Er zit niks anders op, we zullen weer naar boven moeten. Enkele wandelaars wijzen ons een andere route, vrijwel recht omhoog. Een stuk korter en goed te doen. Zeker zonder rugzak. Met een diepe zucht staan we op en beginnen aan de tocht terug naar boven. De puinhelling die dalend vast goed te doen is, is stijgend voor ons vlaklanders toch een stuk lastiger. De klim wordt steiler en steiler en we schuiven soms even hard naar beneden als dat we omhoog klimmen. Alles wat mis kan gaan spookt door mijn hoofd. Ik zie ons te pletter storten, honden op de korrel genomen worden door jagers of … dadelijk staan wij boven en zij toch beneden. 

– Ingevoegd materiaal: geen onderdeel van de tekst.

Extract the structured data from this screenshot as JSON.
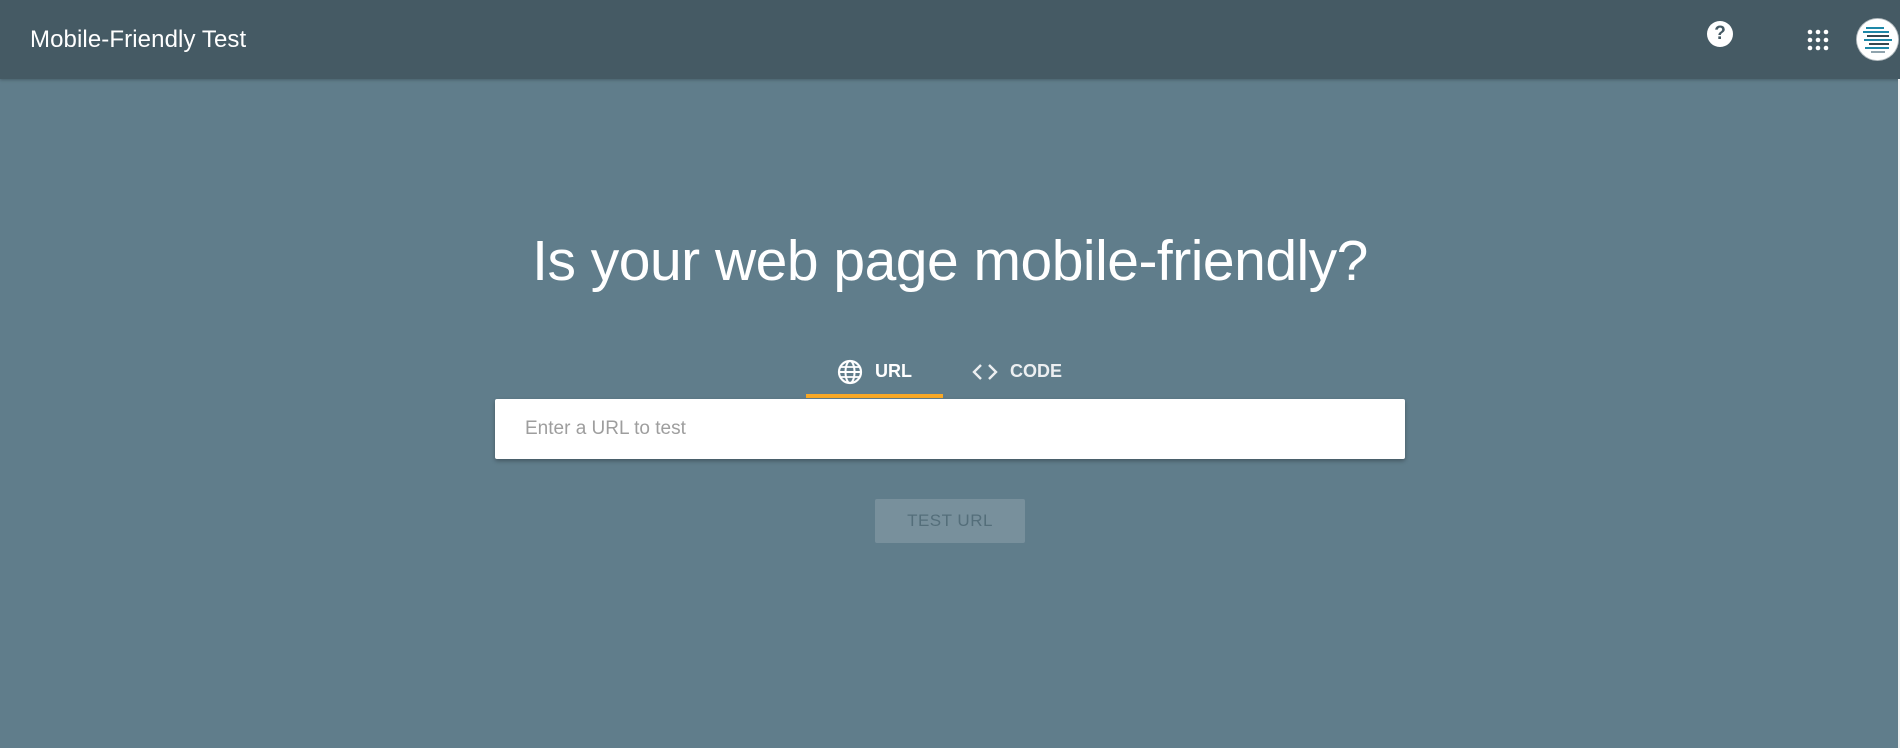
{
  "appbar": {
    "title": "Mobile-Friendly Test",
    "help_icon": "help-circle-icon",
    "help_label": "?",
    "apps_icon": "apps-grid-icon",
    "avatar_icon": "account-avatar-icon"
  },
  "main": {
    "headline": "Is your web page mobile-friendly?",
    "tabs": [
      {
        "label": "URL",
        "icon": "globe-icon",
        "active": true
      },
      {
        "label": "CODE",
        "icon": "code-icon",
        "active": false
      }
    ],
    "url_input": {
      "placeholder": "Enter a URL to test",
      "value": ""
    },
    "test_button": {
      "label": "TEST URL",
      "disabled": true
    }
  },
  "colors": {
    "background": "#607d8b",
    "appbar": "#455a64",
    "tab_indicator": "#f9a825",
    "input_bg": "#ffffff",
    "button_disabled_bg": "#78909c",
    "button_disabled_text": "#546e7a"
  }
}
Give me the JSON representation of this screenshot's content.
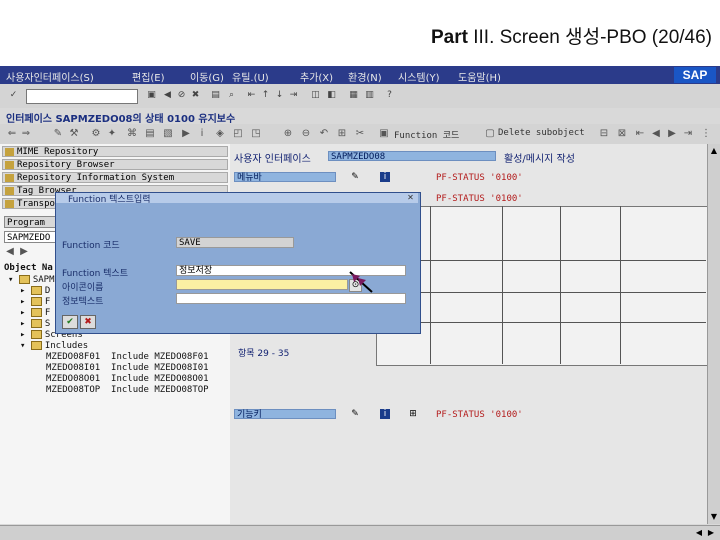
{
  "slide": {
    "title_part": "Part",
    "title_rest": "III. Screen 생성-PBO (20/46)"
  },
  "menubar": {
    "items": [
      "사용자인터페이스(S)",
      "편집(E)",
      "이동(G)",
      "유틸.(U)",
      "추가(X)",
      "환경(N)",
      "시스템(Y)",
      "도움말(H)"
    ]
  },
  "window_title": "인터페이스 SAPMZEDO08의 상태 0100 유지보수",
  "app_toolbar": {
    "function_code_btn": "Function 코드",
    "delete_subobject_btn": "Delete subobject"
  },
  "left_panel": {
    "repo_items": [
      "MIME Repository",
      "Repository Browser",
      "Repository Information System",
      "Tag Browser",
      "Transport Organizer"
    ],
    "program_label": "Program",
    "program_value": "SAPMZEDO",
    "object_header": "Object Na",
    "tree": [
      {
        "text": "SAPM",
        "indent": 0
      },
      {
        "text": "D",
        "indent": 1
      },
      {
        "text": "F",
        "indent": 1
      },
      {
        "text": "F",
        "indent": 1
      },
      {
        "text": "S",
        "indent": 1
      },
      {
        "text": "Screens",
        "indent": 1
      },
      {
        "text": "Includes",
        "indent": 1
      }
    ],
    "includes": [
      {
        "name": "MZEDO08F01",
        "type": "Include",
        "file": "MZEDO08F01"
      },
      {
        "name": "MZEDO08I01",
        "type": "Include",
        "file": "MZEDO08I01"
      },
      {
        "name": "MZEDO08O01",
        "type": "Include",
        "file": "MZEDO08O01"
      },
      {
        "name": "MZEDO08TOP",
        "type": "Include",
        "file": "MZEDO08TOP"
      }
    ]
  },
  "right_panel": {
    "interface_label": "사용자 인터페이스",
    "interface_value": "SAPMZEDO08",
    "active_label": "활성/메시지 작성",
    "menu_label": "메뉴바",
    "pf_status_1": "PF-STATUS '0100'",
    "pf_status_2": "PF-STATUS '0100'",
    "pf_status_3": "PF-STATUS '0100'",
    "items_label": "항목 29 - 35",
    "function_key_label": "기능키"
  },
  "dialog": {
    "title": "Function 텍스트입력",
    "func_code_label": "Function 코드",
    "func_code_value": "SAVE",
    "func_text_label": "Function 텍스트",
    "func_text_value": "정보저장",
    "icon_name_label": "아이콘이름",
    "icon_name_value": "",
    "info_text_label": "정보텍스트",
    "info_text_value": ""
  },
  "colors": {
    "menubar_bg": "#2b3b8a",
    "dialog_bg": "#8aa9d4",
    "status_red": "#b31b1b",
    "blue_field": "#8fb4df"
  }
}
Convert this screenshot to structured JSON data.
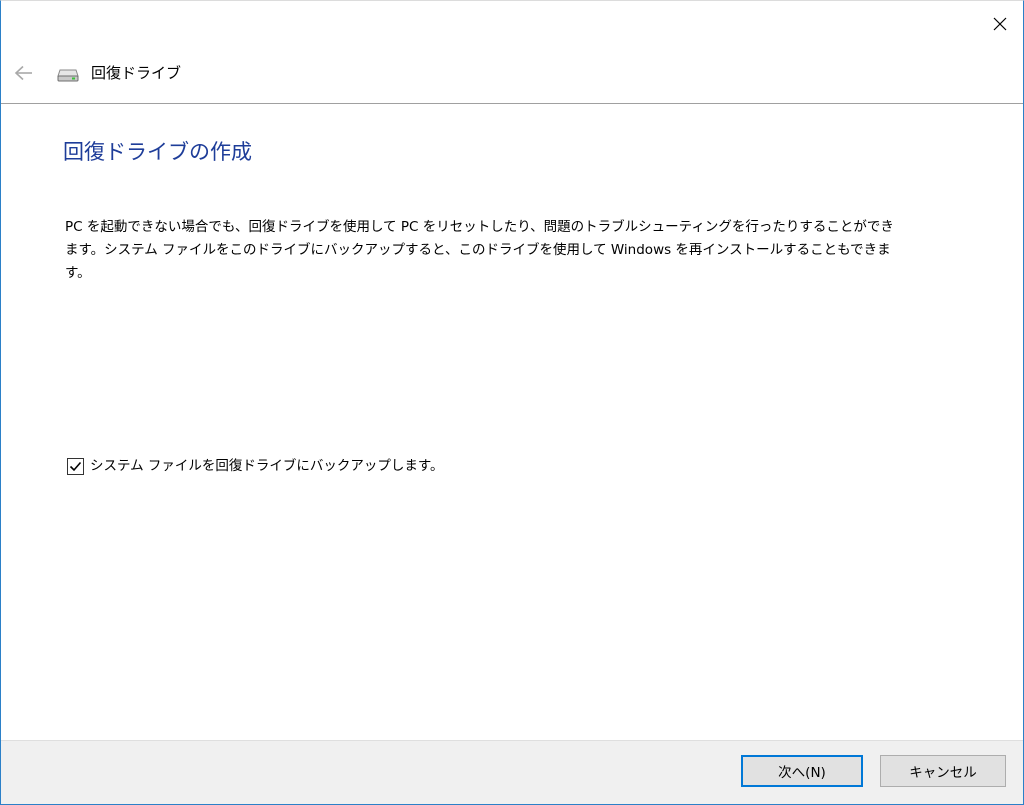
{
  "window": {
    "nav_title": "回復ドライブ"
  },
  "icons": {
    "close": "close-icon",
    "back": "back-arrow-icon",
    "drive": "drive-icon",
    "checkmark": "checkmark-icon"
  },
  "main": {
    "heading": "回復ドライブの作成",
    "description": "PC を起動できない場合でも、回復ドライブを使用して PC をリセットしたり、問題のトラブルシューティングを行ったりすることができます。システム ファイルをこのドライブにバックアップすると、このドライブを使用して Windows を再インストールすることもできます。",
    "checkbox": {
      "label": "システム ファイルを回復ドライブにバックアップします。",
      "checked": true
    }
  },
  "footer": {
    "next_label": "次へ(N)",
    "cancel_label": "キャンセル"
  },
  "colors": {
    "heading": "#1e3d99",
    "accent": "#0078d7",
    "window_border": "#2b80c8",
    "footer_bg": "#f0f0f0",
    "button_bg": "#e1e1e1"
  }
}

Mijn opluchting is dan ook groot als ik ineens twee loungende husky’s in het vizier krijg. Zich van geen kwaad bewust liggen ze lekker in het zonnetje op de helling, een stukje onder de pas. Zodra de ons opmerken komen ze opgewekt aangelopen. "He, gezellig, jullie ook hier!”. Tot mijn schrik is Chenak zijn rugzak kwijt, waar al het hondenvoer in zit! Spontaan flap ik eruit “waar is je tas 'nakkie?" waarop hij zich omkeert en van me weg loopt. Nieuwsgierig volg ik hem en ja hoor, om de hoek tussen een paar stenen ligt de tas. Snapte hij me nou echt of is dit toeval? 

Goed, we zijn compleet, zijn rugzak is terug maar wat nu? Naar beneden met hond over deze helling zien we nog steeds niet zitten. Zeker niet nu we weer bijna bij de top zijn. Dan maar terug omhoog, de geleidelijke klim van die ochtend weer naar beneden en dan met de taxi de rugzakken gaan halen via de (om)weg. Die staan immers nog beneden in de berghut. Het klinkt omslachtig en dat is het ook, maar de honden meenemen naar die berghut betekent de volgende dag weer twee passen over moeten. En daar hebben we nu net geen zin in! 
Uiteindelijk is het half twaalf ’s avonds als we weer met alle have en goed in onze bivakzak op hetzelfde kampeerplekje liggen. De volgende ochtend is er een algemene loopstaking uitgebroken. Voor de allereerste keer in ons leven willen de honden niet wandelen. Ze zijn moe. Wij ook.